A Speech That Made Us Feel Like Kings

The run-down urban elementary school I attended more years ago than I like to count wouldn't even be in the running with the spanking new schools in our suburb today, schools with state-of-the-art computers and programs that offer every shading of instruction imaginable to challenged through advanced students.

On reflection, however, I realize that my underfunded, overcrowded city school with its dingy hallways and chipped paint offered a good many "educational opportunities," as they would now be called.

One of the most important of these took place during a Friday assembly. A minor political functionary had come to speak about the upcoming elections. He wasn't allowed to mention his candidate by name, but perhaps he felt a patriotic lecture might have the effect of persuading some of us to go home and encourage our parents to vote. He spoke at length, and we became increasingly bored. As he looked out on row upon row of restless adolescents, the tubby politician must have realized he was losing his audience, for at last he drew himself up to his inconsiderable height and said something that finally got our attention.

Waving a beefy finger at us, he said he could tell, just by looking at this group, that sitting in the assembly hall that day were two or three children who one day would be famous.
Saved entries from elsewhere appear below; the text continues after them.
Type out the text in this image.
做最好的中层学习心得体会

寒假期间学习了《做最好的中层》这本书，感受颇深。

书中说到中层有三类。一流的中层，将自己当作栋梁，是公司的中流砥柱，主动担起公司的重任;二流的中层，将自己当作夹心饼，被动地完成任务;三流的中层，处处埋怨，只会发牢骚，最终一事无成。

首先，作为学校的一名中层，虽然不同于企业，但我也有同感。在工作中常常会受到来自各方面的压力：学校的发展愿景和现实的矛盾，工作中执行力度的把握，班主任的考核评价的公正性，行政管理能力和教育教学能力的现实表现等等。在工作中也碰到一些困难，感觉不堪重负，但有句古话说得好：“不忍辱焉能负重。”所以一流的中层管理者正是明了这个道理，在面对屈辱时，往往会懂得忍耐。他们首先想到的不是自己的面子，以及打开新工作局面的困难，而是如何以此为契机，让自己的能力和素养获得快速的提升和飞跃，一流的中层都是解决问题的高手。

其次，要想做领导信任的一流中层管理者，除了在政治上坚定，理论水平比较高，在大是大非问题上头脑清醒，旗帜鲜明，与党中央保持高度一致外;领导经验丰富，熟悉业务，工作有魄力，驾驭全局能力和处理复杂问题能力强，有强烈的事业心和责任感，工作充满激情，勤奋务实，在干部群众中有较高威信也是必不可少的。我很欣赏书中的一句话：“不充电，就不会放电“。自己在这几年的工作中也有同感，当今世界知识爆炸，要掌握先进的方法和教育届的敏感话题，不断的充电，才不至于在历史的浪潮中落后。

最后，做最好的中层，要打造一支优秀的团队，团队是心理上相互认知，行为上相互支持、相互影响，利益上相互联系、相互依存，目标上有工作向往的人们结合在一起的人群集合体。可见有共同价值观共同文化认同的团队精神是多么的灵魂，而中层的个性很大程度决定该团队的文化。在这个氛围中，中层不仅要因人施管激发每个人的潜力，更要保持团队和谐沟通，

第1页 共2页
This got a big round of applause from his startled audience, and, emboldened by his success, our speaker held up his hand for silence. "No," he said solemnly as he scanned our earnest faces, "I was wrong. There aren't just two or three here. I can tell that you're a special bunch, that there are 10 - no, make that a dozen - right here in this room, who will be famous one day!"

The auditorium exploded with applause, and I clapped like mad with the rest. It was only years later, when I saw the reaction of youngsters to Jesse Jackson's famous "I am somebody!" speech that I saw anything similar. When I saw those children before the Rev. Mr. Jackson, their wide eyes blazing with hope, I felt a shock of recognition and realized I'd been there, too.

That day, as the applause died down, I looked about me and had second thoughts. All I saw were nondescript kids either bigger or smaller than I. I could see nothing in their faces that promised or even hinted at fame in the offing. But, I reasoned, if this guy saw it, maybe it was there. And while I wasn't foolish enough to think I was among the best two or three in the crowded auditorium, it was just possible I might be among the best 10 or, even more likely, the best dozen.

I walked home that day feeling as though I'd been given a view of far-off but clearly attainable horizons. Of course I hadn't the foggiest notion of just how the gentleman's promised fame and fortune would come about, but then and for weeks after my world glistened with possibilities. And for a long time to come the unlikely prediction was tucked comfortingly in the back of my mind, there to haul out and examine when I needed to do so.

As time went on, visions of accepting an Academy Award or receiving a Medal of Honor for some great though unspecified deed faded and evolved into something quite different. Somewhere along the line I made the switch from wanting to be famous to simply wanting to do something well. But the promise of that Friday morning was with me all through adolescence, and more than once it was responsible for my sticking with something I might otherwise have given up.

Politicians get a bad rap, especially in my city, but it was because of a politician that I first thought I might actually accomplish something in my life.

I'm truly grateful for the possibilities glimpsed during that Friday assembly, and though it's a bit late, I'd like to thank a certain rotund, fervent, absolutely convincing politician.